El pibe
10 Marzo 2018
Por Branco Troiano
Iustración: Leo Sudaka
El primer puntazo cortó superficial el pecho y el segundo entró de lleno en el estómago.
Lo metieron en la celda de un empujón y trabaron la cerradura. Sintió cosquilleo y luego fuego, ardor.
Se echó sobre la pared tomándose la panza; las rodillas apuntaban al piso y la cabeza rozaba el cemento resquebrajado. La sangre brotaba dando pequeños saltos y bajaba cubriendo todo el vientre. Antes de llegar a los talones, la sangre ya estaba seca y oscura y pegada a la piel.
Pensó en su madre. Por un momento la sintió allí, abrigándole el cuerpo con los brazos. La imaginó sonriendo con el mentón pegado al pecho, y él debajo, a la altura del corazón.
Pero el pensamiento se fue diluyendo. Los pinchazos que nacían en el estómago hacían a la imagen cada vez más incierta.
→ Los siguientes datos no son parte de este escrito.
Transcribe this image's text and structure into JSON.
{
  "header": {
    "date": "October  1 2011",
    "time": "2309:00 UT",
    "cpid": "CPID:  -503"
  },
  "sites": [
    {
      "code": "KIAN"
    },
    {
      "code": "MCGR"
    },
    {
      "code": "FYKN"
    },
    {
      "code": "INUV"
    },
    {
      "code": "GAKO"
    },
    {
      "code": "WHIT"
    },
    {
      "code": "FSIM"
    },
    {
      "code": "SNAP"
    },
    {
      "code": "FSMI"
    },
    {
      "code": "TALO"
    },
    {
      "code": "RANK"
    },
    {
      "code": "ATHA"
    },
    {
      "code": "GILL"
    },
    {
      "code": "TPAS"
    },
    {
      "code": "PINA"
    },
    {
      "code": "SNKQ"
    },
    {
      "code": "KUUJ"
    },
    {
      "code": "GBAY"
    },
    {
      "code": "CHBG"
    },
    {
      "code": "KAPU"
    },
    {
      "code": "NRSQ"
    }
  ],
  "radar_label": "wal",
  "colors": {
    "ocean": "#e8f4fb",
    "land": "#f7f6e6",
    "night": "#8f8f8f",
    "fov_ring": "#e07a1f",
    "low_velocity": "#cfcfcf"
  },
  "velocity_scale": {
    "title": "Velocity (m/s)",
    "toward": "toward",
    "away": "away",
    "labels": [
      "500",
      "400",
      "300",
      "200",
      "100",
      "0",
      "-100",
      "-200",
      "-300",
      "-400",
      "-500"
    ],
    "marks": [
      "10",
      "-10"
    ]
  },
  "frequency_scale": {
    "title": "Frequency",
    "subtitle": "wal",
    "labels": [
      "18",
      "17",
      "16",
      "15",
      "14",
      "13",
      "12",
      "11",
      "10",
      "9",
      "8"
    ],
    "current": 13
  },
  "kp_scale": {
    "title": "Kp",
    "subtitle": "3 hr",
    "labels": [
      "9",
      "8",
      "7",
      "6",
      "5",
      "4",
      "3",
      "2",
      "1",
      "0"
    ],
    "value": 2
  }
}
Unos minutos después, el rostro de la madre era sólo una mancha, y su presencia, otra cosa sin forma en medio de la oscuridad.
Mientras volvía del patio, uno de los que dormía en la celda más cercana a la suya pasó por el pasillo y lo vio. De manera espontánea se acercó a los barrotes para intentar ayudarlo. Le preguntó qué le había pasado.
No llegó a responder.
Cayó contraído al suelo, cerca del vértice de la celda, y el cuerpo pasó a ser un bulto negro que iba y venía entre latigazos pequeños. Entonces el hombre tomó un encendedor del bolsillo. Con el resplandor de la llama le iluminó el rostro, y en ese momento le pareció más tibio e indefenso. Los ojos permanecían abiertos, firmes, como si estuvieran mirando hacia adentro.
Era un pibe, hijos de puta, era un pibe, murmuró el hombre, que agachaba la cabeza y envolvía el encendedor caliente una de las palmas.